“Fâsık kimsenin yüzüne gülme!.."

13/03/2019 Çarşamba Köşe yazarı V.T

"Doğru söz, doğru ve samîmi amel, doğru ve samîmi sevgi ve emânete sadâkatten ayrılma."
 
İbrâhim bin Usayfir hazretleri evliyânın büyüklerindendir. Kâhire’de doğdu. 942 (m. 1535) senesinde aynı yerde vefât etti. Buyurdu ki:
"Allahü teâlâ, Tahrîm sûresi 6. âyet-i kerîmesinde meâlen buyuruyor ki: (Ey îmân edenler! Kendilerinizi ve evlerinizde olanları Cehennem ateşinden koruyunuz. O ateşin odunları insanlar ve taşlardır. Orada görevli, sert ve acımasız kızgın melekler vardır. Onlar, Allahın emirlerine isyan etmezler. Ne ile emrolundularsa onu yaparlar.) İşte bu âyet-i kerîme, din sahiplerine bildirilen bir emirdir. Allahü teâlâ, bu nasihati kabule bizi muvaffak eylesin. Bu nasihati kabul edene, kendisine her yönüyle yaklaştıracak faziletleri ihsân buyursun.”
“Her şeyin bir zekâtı vardır.

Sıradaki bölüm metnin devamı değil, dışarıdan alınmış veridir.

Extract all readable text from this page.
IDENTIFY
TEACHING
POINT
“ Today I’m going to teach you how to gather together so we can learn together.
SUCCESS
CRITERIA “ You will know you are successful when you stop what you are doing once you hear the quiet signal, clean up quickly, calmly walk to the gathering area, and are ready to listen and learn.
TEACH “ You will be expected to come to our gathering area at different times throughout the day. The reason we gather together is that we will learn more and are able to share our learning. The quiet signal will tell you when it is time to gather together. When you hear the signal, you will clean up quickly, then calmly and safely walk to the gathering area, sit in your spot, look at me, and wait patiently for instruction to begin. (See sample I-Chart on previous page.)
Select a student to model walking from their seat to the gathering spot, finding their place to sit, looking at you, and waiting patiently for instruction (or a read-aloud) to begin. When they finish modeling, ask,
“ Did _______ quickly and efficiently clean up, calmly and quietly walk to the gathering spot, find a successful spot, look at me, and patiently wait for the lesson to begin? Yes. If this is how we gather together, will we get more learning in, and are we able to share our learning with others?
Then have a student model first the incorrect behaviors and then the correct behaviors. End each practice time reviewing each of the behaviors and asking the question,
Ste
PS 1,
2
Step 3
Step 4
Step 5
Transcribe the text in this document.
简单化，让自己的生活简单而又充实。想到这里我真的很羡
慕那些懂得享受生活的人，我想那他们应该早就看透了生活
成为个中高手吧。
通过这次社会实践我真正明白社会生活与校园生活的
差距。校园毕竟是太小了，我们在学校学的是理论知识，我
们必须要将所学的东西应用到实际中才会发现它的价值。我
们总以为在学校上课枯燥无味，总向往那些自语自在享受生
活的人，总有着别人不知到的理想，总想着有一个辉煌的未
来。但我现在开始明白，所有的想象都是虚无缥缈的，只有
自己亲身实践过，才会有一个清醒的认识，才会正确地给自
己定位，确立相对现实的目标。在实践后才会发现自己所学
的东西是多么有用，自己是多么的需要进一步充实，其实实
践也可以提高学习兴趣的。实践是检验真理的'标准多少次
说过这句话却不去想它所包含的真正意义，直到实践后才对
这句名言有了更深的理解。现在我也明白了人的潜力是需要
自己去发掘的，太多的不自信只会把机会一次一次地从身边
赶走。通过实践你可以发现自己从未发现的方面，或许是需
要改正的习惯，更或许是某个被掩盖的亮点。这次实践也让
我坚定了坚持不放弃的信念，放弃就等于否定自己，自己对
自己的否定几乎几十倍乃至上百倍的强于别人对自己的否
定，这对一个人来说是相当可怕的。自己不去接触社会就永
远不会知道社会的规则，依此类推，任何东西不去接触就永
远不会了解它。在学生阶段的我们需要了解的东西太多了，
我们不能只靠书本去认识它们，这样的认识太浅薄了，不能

Aklın zekâtı da uzun uzadıya hüzünlenmek (ve derin düşünmektir). Bu yüzdendir ki, Resûlullahın (sallallahü aleyhi ve sellem) hüznü aralıksız ve kesintisizdi.”
“Fâsık (açıktan günah işleyen) kimsenin yüzüne gülen bir kimse, Müslümanlığı tahrip etmek için çabalamıştır.”
“Sâlih kimselerin kabirlerini ziyâret, hem ibret almak, hem de bereketlenmek için makbuldür. Hayatlarında olduğu gibi, vefâtlarından sonra da sâlih kimselerin bereketinden istifâde edilmesi mümkündür. Sâlih kimselerin kabirlerinin yanında duâ etmek ve onların şefaatini istemek, âlimlerce de tatbik edilmiştir.”
“Kula lâyık olan, amelini sırf Allah için yapmasıdır. Riya; yapılan bir işin, insanlar tarafından medhedilmesini veya o iş sebebiyle, insanlar arasında kendisi için bir mertebe ve bir itibar sahibi olmayı istemektir.”
“Arkadaşlarımıza karşı vazîfelerimiz şunlardır: Onlara güleryüzlü olmalı, iyilikte bulunmalı, kusurlarını örtmelidir. Onların yaptığı az bir iyiliği çok, bizim onlara yaptığımız iyilikleri ise az görmelidir. Onlara kin beslemekten, hasedden, taşkınlık ve sıkıntı vermekten, kısaca onların hoşlanmayacağı her işten ve hareketten sakınmalıdır.”
"Bir kimsenin, nefsinin istek ve arzuları gâlip gelirse, aklı gizli kalır."
"Dürüst olmayan birinden doğruluk bekleme, edepsiz birinden edepli olmasını isteme."
Bir talebesi kendisinden nasîhat istedi. Ona; "Doğru söz, doğru ve samîmi amel, doğru ve samîmi sevgi ve emânete sadâkatten ayrılma" buyurdu.
"Allahü teâlâ, amellerden iyi olanını, iyi olanının da ihlâslı, samîmî olanını, samîmî olanının da, sâdece sünnete uygun olanını kabul eder."